Lo malo es cuando el compás no se sigue, cuando las maderas chocan sin sentido, produciendo un ensordecedor ruido, penetrante y arrítmico que más que felicidad, causa desasosiego. Entonces, las castañuelas se convierten en un verdadero coñazo.

Un buen compás es criticar que hay zonas abandonadas y alabar si se arregla. Es la armonía de advertir de un fallo y la empatía de corregirlo. Pero a veces, el sonido es como un martilleo cansino de críticas y advertencias, de amenazas y trapos sucios, y por otro lado el constante autobombo de la alabanza y propaganda.
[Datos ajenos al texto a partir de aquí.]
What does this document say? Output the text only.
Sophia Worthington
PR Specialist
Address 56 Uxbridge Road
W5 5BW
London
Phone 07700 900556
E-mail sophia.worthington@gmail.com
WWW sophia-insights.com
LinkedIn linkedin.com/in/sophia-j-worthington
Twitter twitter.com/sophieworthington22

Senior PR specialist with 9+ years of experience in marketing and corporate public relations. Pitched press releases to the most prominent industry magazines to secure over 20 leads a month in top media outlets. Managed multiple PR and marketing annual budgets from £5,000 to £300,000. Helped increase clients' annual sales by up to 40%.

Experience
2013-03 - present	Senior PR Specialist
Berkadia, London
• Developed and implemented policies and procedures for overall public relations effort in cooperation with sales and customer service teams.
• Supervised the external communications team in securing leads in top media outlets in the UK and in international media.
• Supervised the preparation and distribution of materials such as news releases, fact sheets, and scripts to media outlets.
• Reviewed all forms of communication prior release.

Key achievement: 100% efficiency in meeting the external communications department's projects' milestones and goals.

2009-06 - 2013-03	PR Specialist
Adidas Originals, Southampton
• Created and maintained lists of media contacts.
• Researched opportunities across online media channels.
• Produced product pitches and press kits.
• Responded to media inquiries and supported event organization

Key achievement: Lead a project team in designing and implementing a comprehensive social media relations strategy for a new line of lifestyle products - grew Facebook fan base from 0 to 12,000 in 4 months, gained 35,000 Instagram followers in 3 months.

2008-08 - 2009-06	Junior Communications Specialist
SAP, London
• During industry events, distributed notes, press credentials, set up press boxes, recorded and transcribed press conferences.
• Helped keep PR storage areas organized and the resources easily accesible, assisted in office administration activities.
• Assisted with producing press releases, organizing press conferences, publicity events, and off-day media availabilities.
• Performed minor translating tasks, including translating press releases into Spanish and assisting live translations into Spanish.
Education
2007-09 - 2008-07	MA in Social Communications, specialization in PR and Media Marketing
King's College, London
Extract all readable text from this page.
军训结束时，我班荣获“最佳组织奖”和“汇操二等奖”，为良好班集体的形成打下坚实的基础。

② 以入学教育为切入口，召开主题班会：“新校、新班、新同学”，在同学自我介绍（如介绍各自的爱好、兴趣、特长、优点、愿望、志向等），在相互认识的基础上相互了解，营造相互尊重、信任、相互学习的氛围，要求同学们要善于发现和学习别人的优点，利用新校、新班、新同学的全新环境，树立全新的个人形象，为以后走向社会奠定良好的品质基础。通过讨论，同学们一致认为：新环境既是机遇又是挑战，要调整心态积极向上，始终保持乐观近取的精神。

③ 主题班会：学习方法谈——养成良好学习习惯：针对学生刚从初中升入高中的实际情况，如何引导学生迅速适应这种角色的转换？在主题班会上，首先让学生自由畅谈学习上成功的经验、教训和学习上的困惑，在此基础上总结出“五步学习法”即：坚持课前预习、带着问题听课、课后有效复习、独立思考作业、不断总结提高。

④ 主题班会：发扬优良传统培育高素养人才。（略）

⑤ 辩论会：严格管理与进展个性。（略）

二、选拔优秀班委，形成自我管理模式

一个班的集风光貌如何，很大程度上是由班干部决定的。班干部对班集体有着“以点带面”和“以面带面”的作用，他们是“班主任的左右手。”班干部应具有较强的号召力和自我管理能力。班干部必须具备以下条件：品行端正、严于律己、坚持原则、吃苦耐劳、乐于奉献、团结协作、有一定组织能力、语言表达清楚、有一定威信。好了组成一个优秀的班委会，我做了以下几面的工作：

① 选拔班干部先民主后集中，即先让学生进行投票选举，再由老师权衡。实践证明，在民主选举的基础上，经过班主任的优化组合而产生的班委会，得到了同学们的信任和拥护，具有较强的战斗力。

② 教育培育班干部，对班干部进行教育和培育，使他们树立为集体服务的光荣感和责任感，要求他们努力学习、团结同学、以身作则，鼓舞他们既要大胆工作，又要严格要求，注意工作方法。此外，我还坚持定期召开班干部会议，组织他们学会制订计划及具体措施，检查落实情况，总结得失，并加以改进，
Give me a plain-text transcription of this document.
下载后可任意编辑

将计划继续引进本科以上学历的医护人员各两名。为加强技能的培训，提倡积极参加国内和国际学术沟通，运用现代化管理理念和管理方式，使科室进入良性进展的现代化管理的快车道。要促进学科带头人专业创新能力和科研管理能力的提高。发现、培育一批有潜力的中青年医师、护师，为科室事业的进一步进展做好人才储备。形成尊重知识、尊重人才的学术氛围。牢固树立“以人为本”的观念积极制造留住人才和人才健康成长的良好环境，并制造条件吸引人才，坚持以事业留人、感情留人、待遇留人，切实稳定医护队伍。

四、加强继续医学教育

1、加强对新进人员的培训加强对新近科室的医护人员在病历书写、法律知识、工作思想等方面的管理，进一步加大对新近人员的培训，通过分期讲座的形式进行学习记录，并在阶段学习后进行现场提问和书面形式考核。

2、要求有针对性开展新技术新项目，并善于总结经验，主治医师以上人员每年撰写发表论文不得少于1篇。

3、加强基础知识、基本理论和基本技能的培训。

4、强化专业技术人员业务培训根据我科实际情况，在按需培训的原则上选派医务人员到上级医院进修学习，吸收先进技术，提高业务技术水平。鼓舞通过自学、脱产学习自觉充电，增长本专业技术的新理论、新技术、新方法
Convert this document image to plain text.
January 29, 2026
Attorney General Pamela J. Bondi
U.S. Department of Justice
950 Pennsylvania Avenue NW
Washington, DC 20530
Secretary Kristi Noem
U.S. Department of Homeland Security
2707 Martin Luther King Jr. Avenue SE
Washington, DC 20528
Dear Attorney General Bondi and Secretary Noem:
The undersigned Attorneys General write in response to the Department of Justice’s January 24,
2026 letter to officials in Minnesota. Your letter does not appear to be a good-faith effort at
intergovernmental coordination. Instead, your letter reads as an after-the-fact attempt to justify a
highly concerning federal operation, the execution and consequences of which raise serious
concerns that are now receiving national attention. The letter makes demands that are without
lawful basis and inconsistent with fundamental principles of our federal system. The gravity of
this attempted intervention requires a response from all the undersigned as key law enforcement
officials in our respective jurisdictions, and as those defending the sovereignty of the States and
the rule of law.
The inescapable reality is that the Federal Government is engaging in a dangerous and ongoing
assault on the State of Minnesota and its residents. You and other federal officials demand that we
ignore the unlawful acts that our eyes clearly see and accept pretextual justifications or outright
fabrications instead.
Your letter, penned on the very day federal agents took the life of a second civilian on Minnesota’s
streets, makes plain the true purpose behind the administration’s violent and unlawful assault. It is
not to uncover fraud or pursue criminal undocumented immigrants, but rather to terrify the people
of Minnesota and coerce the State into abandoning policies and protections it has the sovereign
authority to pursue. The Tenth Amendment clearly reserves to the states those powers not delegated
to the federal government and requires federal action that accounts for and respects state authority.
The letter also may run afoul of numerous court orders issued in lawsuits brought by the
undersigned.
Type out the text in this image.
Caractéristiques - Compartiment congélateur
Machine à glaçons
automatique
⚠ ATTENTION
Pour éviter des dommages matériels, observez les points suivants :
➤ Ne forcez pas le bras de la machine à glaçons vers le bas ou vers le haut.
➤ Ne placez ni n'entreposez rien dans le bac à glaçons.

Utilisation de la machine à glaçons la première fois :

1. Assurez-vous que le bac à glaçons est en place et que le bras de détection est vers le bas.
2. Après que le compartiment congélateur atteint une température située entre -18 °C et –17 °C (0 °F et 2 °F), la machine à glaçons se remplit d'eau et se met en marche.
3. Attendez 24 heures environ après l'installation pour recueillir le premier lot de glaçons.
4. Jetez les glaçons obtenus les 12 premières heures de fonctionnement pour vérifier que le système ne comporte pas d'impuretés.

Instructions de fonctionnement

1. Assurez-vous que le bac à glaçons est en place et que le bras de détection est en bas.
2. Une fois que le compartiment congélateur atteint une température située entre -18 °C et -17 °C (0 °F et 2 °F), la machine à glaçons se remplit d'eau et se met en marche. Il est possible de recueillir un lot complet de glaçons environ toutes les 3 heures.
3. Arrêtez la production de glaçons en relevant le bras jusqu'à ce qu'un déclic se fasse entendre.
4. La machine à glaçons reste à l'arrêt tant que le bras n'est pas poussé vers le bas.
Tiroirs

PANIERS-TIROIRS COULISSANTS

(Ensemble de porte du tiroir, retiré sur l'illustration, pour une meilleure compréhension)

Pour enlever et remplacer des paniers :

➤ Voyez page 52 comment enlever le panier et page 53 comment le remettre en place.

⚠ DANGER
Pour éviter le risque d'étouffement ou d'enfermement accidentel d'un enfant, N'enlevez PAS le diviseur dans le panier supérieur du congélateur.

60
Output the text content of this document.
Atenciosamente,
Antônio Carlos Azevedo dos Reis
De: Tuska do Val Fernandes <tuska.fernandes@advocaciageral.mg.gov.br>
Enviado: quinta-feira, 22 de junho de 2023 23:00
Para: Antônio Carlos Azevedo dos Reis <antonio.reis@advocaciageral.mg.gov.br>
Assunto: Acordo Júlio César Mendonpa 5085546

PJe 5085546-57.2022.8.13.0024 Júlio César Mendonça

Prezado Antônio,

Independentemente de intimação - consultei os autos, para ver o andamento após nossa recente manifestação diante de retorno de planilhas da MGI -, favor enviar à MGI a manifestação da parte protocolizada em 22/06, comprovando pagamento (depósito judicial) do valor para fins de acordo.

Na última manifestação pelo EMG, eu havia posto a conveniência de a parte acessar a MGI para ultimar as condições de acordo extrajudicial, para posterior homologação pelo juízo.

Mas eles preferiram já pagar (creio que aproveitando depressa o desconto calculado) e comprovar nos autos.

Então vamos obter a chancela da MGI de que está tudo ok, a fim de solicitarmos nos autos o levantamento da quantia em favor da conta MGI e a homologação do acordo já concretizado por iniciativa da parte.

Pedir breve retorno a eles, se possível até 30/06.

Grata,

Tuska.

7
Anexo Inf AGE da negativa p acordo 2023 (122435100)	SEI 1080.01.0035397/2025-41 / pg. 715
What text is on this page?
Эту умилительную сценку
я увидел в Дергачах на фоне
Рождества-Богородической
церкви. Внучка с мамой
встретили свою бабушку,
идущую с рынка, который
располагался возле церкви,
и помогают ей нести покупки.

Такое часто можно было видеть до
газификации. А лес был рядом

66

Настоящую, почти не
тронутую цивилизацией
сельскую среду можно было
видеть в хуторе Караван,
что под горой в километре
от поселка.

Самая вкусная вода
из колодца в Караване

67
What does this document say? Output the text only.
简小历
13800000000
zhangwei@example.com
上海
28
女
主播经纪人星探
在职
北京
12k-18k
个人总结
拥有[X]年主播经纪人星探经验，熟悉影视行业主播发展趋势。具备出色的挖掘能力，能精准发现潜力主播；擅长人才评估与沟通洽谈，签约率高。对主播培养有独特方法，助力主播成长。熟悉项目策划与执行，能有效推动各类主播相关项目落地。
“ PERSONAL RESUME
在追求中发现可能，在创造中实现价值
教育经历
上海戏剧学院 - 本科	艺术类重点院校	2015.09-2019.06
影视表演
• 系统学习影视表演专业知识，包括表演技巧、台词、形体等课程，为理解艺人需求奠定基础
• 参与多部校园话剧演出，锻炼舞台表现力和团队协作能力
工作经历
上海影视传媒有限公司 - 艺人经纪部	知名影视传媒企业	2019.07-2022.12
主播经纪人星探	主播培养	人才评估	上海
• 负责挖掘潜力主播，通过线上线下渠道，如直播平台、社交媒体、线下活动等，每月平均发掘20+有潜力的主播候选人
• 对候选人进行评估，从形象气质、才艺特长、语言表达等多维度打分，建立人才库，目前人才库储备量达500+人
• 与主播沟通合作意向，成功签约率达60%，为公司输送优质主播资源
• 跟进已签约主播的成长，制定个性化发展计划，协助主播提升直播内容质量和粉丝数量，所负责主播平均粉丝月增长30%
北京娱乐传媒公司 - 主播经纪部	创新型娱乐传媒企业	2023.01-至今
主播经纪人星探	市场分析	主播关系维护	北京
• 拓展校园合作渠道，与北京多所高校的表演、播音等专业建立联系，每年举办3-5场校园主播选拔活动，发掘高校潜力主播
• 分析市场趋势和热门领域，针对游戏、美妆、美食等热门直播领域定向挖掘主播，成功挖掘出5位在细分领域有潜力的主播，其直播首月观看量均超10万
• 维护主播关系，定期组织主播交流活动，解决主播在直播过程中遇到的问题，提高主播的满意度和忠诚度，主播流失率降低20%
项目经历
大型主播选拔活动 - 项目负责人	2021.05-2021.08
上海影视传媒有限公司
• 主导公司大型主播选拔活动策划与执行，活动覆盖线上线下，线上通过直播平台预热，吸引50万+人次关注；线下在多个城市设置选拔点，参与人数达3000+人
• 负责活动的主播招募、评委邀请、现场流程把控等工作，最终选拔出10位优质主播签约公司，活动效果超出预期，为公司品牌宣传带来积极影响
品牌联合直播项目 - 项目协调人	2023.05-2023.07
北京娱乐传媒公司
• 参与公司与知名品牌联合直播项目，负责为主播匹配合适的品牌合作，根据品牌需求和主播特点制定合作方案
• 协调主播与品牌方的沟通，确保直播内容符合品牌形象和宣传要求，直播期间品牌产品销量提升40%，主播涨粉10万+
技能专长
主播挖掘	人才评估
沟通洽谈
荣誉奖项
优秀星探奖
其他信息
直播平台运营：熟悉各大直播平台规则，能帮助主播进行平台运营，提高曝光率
Quizás, y solo quizás, y sobre todo, muchos políticos, por no decir todos, necesitarían que les dieran clases de flamenco alguno de nuestros muchos y buenos artistas, en ese plural que ahora hay que explicar que incluye al masculino y femenino. De ese modo, y a compás, El Puerto sí que estaría mas contento que unas castañuelas, porque de momento, y como va la cosa, aquí cada uno toca las castañuelas como quiere, se las toca a quien no debe, tocándose las palmas a si mismo para mortificación de los que tenemos que bailar.

Puede que con un poco de suerte los que tienen que llevar el ritmo, que son todos los que están subidos al escenario, no solo los de la compañía contratada, terminen por darse cuenta de que gobernar una ciudad no es subirse al escenario para lucirse solos o echar por tierra el espectáculo, sino para que quienes están abajo pasen un rato agradable. Esperemos que estos flamencos aprendan algo de los que lo son de verdad.